A regulatory framework ought to guarantee safe, high-quality care pathways including appropriate accreditation of laboratories undertaking genetic and genomic testing. Laboratory accreditation processes around the world are developed with reference to local legislation as well as standards from the International Organization for Standardization (ISO) including ISO 15189 Medical Laboratories – requirements for quality and competence.
As examples, in the US, the Centers for Medicare & Medicaid Services (CMS) regulates all laboratory testing (except research) including clinical genetic testing through the Clinical Laboratory Improvement Amendments (CLIA).
In Australia, the National Association of Testing Authorities and the Royal College of Pathologists of Australia (NATA/RCPA) run an accreditation scheme for this purpose with the National Pathology Accreditation Advisory Council (NPAAC) overseeing the standards and providing education to the sector.
The EuroGentest project considered the harmonization of genetic testing and improvement of quality of genetic services throughout Europe. As part of this work the external quality assessment (EQA) schemes in Europe (CF Network, ERNDIM, GenQA (formally CEQA) and EMQN) worked together to improve individual EQA schemes and also to harmonise EQA processes. In 2016, EuroGentest and the European Society of Human Genetics, published guidelines for the evaluation and validation of next-generation sequencing (NGS) applications for the diagnosis of genetic disorders.

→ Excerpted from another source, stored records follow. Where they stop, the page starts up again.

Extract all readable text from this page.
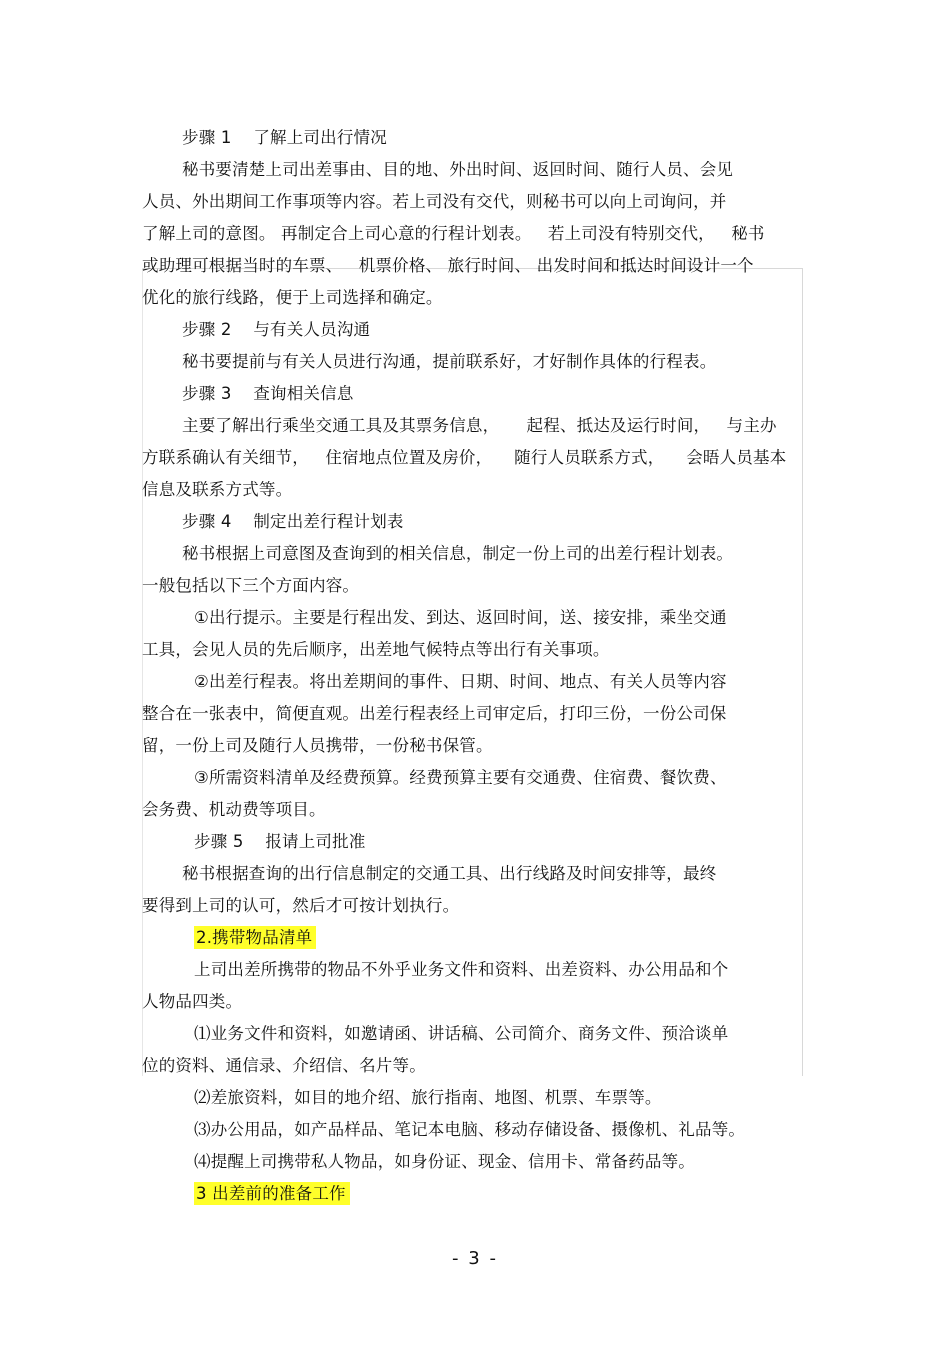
步骤 1    了解上司出行情况
秘书要清楚上司出差事由、目的地、外出时间、返回时间、随行人员、会见
人员、外出期间工作事项等内容。若上司没有交代，则秘书可以向上司询问，并
了解上司的意图。 再制定合上司心意的行程计划表。   若上司没有特别交代，   秘书
或助理可根据当时的车票、   机票价格、 旅行时间、 出发时间和抵达时间设计一个
优化的旅行线路，便于上司选择和确定。
步骤 2    与有关人员沟通
秘书要提前与有关人员进行沟通，提前联系好，才好制作具体的行程表。
步骤 3    查询相关信息
主要了解出行乘坐交通工具及其票务信息，     起程、抵达及运行时间，   与主办
方联系确认有关细节，   住宿地点位置及房价，    随行人员联系方式，    会晤人员基本
信息及联系方式等。
步骤 4    制定出差行程计划表
秘书根据上司意图及查询到的相关信息，制定一份上司的出差行程计划表。
一般包括以下三个方面内容。
①出行提示。主要是行程出发、到达、返回时间，送、接安排，乘坐交通
工具，会见人员的先后顺序，出差地气候特点等出行有关事项。
②出差行程表。将出差期间的事件、日期、时间、地点、有关人员等内容
整合在一张表中，简便直观。出差行程表经上司审定后，打印三份，一份公司保
留，一份上司及随行人员携带，一份秘书保管。
③所需资料清单及经费预算。经费预算主要有交通费、住宿费、餐饮费、
会务费、机动费等项目。
步骤 5    报请上司批准
秘书根据查询的出行信息制定的交通工具、出行线路及时间安排等，最终
要得到上司的认可，然后才可按计划执行。
2.携带物品清单
上司出差所携带的物品不外乎业务文件和资料、出差资料、办公用品和个
人物品四类。
⑴业务文件和资料，如邀请函、讲话稿、公司简介、商务文件、预洽谈单
位的资料、通信录、介绍信、名片等。
⑵差旅资料，如目的地介绍、旅行指南、地图、机票、车票等。
⑶办公用品，如产品样品、笔记本电脑、移动存储设备、摄像机、礼品等。
⑷提醒上司携带私人物品，如身份证、现金、信用卡、常备药品等。
3 出差前的准备工作
- 3 -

In 2018 a joint recommendation of the Association for Molecular Pathology and the College of American Pathologists was published on Standards and Guidelines for Validating Next- Generation Sequencing Bioinformatics Pipelines. This guidance included 17 best practice recommendations for the validation of clinical NGS bioinformatics pipelines including practical guidance for laboratories regarding NGS bioinformatics pipeline design, development, and operation.